Internet bandwidth looks as sweet as expected and in general it is at least twice as fast as my home DSL SBC Yahoo (read AT&T) acess, which makes sense because I have 6 Mbps in theory and this is 12 Mbps in theory. I re-run the tests in about 2 weeks and used the average. Both rounds were run early afternoon. I will repeat in a few months and add some evening results (when most people watch streaming videos like Netflix and Hulu). During the second round of tests two weeks later I noticed a bit higher (better) download and a bit lower (worse) upload results in most cases. Here are the results in same order of appearance as in my “Bandwith Tests” link from the top menu:

dslreports: 11,277 kbps download / 980 kbps upload / 37 ms ping. I had to use fiber test because their DSL test goes only up to 8 mbps and it was inaccurate.

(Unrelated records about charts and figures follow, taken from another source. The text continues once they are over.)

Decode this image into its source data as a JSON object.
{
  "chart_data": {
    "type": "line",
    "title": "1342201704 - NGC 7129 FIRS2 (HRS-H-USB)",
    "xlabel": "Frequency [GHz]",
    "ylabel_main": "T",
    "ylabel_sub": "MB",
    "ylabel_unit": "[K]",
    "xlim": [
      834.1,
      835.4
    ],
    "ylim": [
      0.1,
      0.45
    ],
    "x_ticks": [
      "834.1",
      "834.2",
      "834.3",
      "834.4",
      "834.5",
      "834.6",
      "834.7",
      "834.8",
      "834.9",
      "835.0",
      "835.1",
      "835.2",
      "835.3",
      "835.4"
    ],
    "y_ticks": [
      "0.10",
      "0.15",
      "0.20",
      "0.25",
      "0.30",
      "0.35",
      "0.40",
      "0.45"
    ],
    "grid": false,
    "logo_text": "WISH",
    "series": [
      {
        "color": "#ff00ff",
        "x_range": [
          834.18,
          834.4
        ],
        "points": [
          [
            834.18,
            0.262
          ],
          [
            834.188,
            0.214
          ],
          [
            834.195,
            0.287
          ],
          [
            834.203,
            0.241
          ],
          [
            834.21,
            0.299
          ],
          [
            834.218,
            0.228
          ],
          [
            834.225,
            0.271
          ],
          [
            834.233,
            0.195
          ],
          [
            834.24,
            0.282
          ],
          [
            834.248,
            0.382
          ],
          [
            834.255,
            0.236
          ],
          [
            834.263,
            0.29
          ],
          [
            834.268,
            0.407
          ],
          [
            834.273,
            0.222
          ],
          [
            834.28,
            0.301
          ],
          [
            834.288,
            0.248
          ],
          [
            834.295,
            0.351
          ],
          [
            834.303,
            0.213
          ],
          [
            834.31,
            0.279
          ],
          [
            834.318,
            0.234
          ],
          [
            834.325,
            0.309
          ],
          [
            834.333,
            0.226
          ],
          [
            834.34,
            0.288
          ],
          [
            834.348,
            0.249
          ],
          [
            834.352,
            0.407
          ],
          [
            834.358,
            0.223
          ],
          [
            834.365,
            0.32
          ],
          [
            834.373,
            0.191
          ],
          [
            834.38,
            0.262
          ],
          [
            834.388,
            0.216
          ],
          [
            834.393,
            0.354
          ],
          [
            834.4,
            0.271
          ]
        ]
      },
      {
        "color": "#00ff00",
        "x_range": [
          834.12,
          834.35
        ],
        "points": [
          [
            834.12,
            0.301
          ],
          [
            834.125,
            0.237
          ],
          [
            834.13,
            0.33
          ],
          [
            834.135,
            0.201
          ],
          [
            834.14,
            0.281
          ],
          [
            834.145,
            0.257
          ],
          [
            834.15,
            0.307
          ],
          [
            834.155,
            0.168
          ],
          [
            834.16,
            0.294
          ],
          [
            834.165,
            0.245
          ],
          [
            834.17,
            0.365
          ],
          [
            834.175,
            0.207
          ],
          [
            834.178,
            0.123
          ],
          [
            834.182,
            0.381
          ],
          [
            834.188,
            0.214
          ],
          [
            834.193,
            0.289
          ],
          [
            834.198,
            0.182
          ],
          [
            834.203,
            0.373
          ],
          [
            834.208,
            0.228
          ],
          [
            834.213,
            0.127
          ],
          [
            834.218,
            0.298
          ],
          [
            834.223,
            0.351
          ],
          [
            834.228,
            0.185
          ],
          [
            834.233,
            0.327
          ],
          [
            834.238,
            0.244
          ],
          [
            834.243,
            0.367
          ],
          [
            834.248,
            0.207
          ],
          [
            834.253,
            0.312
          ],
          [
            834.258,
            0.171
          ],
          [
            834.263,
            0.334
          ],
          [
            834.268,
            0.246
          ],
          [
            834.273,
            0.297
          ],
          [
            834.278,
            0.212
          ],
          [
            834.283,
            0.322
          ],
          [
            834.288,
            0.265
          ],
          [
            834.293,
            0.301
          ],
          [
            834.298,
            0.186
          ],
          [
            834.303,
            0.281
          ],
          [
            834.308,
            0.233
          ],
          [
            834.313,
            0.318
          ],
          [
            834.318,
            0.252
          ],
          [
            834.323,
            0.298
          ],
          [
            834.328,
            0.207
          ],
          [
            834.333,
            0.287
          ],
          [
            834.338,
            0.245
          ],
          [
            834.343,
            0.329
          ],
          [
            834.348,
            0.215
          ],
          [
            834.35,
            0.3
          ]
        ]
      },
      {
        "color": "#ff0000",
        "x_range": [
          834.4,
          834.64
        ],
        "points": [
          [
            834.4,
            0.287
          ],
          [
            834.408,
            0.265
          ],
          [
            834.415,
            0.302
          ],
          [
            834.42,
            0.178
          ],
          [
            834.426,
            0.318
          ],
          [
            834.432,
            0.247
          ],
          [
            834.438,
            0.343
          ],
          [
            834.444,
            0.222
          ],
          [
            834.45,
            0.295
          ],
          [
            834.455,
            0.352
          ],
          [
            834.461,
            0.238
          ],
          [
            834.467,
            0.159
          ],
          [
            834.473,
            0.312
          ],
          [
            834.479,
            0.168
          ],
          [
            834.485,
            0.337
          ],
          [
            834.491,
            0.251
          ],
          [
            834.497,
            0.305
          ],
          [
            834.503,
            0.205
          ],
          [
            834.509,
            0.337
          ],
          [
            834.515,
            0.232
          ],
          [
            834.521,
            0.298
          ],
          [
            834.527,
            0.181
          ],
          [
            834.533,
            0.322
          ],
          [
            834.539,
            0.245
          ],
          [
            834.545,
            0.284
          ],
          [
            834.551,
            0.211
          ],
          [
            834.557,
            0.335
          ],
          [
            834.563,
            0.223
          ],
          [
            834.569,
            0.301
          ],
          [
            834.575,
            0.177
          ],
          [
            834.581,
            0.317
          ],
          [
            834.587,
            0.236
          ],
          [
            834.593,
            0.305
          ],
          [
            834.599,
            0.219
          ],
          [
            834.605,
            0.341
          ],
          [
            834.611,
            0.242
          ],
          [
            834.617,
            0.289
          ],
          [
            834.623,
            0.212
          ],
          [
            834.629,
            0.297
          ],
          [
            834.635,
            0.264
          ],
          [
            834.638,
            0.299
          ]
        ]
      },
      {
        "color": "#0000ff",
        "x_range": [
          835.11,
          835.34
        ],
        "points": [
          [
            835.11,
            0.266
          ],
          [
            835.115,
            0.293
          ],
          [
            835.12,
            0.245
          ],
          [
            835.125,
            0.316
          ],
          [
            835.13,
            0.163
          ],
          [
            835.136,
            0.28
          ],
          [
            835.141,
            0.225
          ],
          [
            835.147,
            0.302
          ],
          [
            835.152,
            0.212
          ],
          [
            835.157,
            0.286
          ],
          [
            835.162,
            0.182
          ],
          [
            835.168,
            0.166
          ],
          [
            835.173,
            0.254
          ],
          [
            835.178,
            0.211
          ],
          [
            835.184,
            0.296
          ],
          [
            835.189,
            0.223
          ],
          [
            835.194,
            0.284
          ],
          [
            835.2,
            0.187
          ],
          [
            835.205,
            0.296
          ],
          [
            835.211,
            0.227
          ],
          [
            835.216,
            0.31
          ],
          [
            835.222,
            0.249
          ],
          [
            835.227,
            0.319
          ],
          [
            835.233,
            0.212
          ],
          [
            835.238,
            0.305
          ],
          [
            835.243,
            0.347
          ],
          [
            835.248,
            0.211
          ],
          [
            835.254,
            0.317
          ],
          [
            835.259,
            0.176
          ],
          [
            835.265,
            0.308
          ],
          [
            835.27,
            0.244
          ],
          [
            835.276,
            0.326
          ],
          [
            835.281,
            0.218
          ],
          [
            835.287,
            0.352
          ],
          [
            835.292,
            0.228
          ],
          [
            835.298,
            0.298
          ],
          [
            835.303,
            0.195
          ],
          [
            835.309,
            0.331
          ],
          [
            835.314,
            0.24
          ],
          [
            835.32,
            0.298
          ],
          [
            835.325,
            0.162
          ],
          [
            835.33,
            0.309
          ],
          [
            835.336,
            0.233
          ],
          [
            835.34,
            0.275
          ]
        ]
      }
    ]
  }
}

OOKLA: 11,240 kbps/ 1,386 kbps / 24ms (wow! on the ping – this is great for gamers – my home DSL ping was ~65 ms)
MLAB: 11,610 kbps / 1,257 kbps / 61 ms

speedtest.net: 11.48 Mbps / 1.41 Mbps / 35 ms

frontier.net: 11,180 kbps / 1,319 kbps

foxvalley.net: 11,815 kbps / 1,235 kbps

bandwidthplace.com: 10.51 Mbps / 1.33 Mbps

speakeasy.net (OOKLA): 11.14 Mbps / 1.33 Mbps

cnet.com: 11,210 kbps

The infamous cap that AT&T imposes is 250 GB for U-verse, which is 100 GB more than for their DSL, so together with having double the speed for virtually same monthly subscription amount, U-verse seems to be a much better deal in general. With Verizon FIOS not being available anywhere in Illinois yet (I guess Ma Bell must have great ties in Chicago and Illinois politics), I wish at least this service were available in my Chicago downtown building.